05262014Mon
Last updateFri, 23 May 2014 12pm

Eco-dream comes true as famed rock band opens plant nursery in Ahuisculco, Jalisco

On Thursday, May 8, vocalist Fernando “Fher” Olvera of Maná, the biggest Latin Rock Band in the world, joined supporters of Project Selva Negra in inaugurating a sprawling “Endemic Plant Nursery” near Ahuisculco, a small town located 30 kilometers southwest of Guadalajara, near Tala.

The nursery is already caring for over 100,000 seedlings and will soon be supplying trees for planting to organizations like CONAFOR (National Forest Commission) and Carlos Slim’s Carso, the company which is constructing the Macrolibramiento which promises to divert heavy traffic around, instead of through, greater Guadalajara.

I dropped in on Selva Negra project leader Francisco “Paco” Quintero the day after the inauguration to ask a few questions about the nursery, but not really expecting much of a story. To my surprise, I left with an insight into what seems to be an ecologist’s dream come true: a project that benefits nature as well as local communities with funding from organizations seriously interested in reducing their carbon footprints.

“The nursery,” Quintero told me, “employs local people and its sales will directly benefit Ahuisculco; however, it represents only a small part of a much bigger picture.”

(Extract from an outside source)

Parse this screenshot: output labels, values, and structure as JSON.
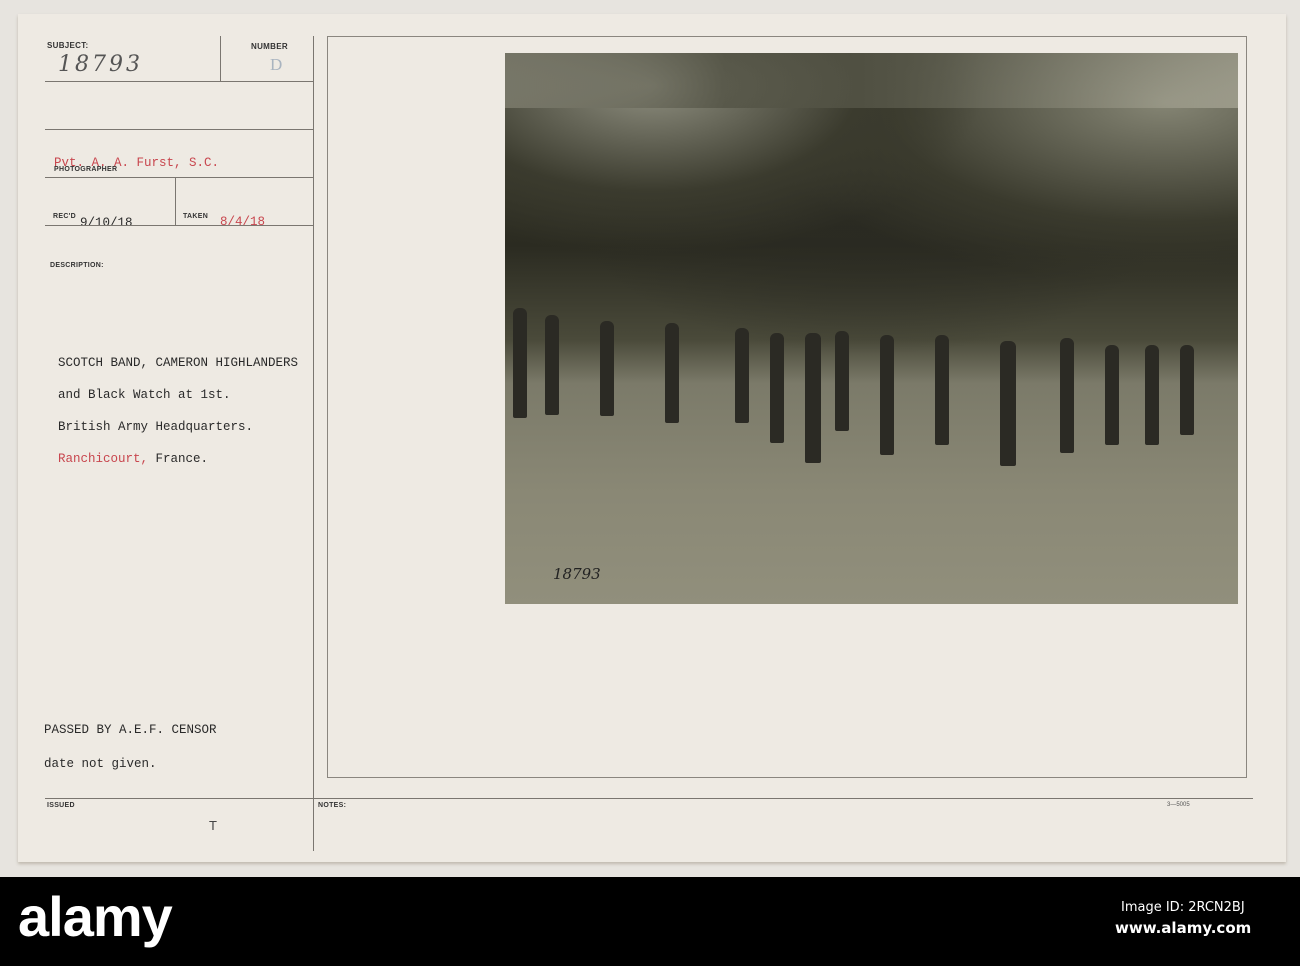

To help me understand this bigger picture, Quintero took me back to 2010 when Arturo Balderas Torres of ITESO published a paper on reforestation and climate-change mitigation, arising from a project funded by the UK Darwin Initiative. “In his paper Balderas suggested that individuals and organizations should evaluate the damage they are doing to the environment and make up for it in practical ways,” explained Quintero.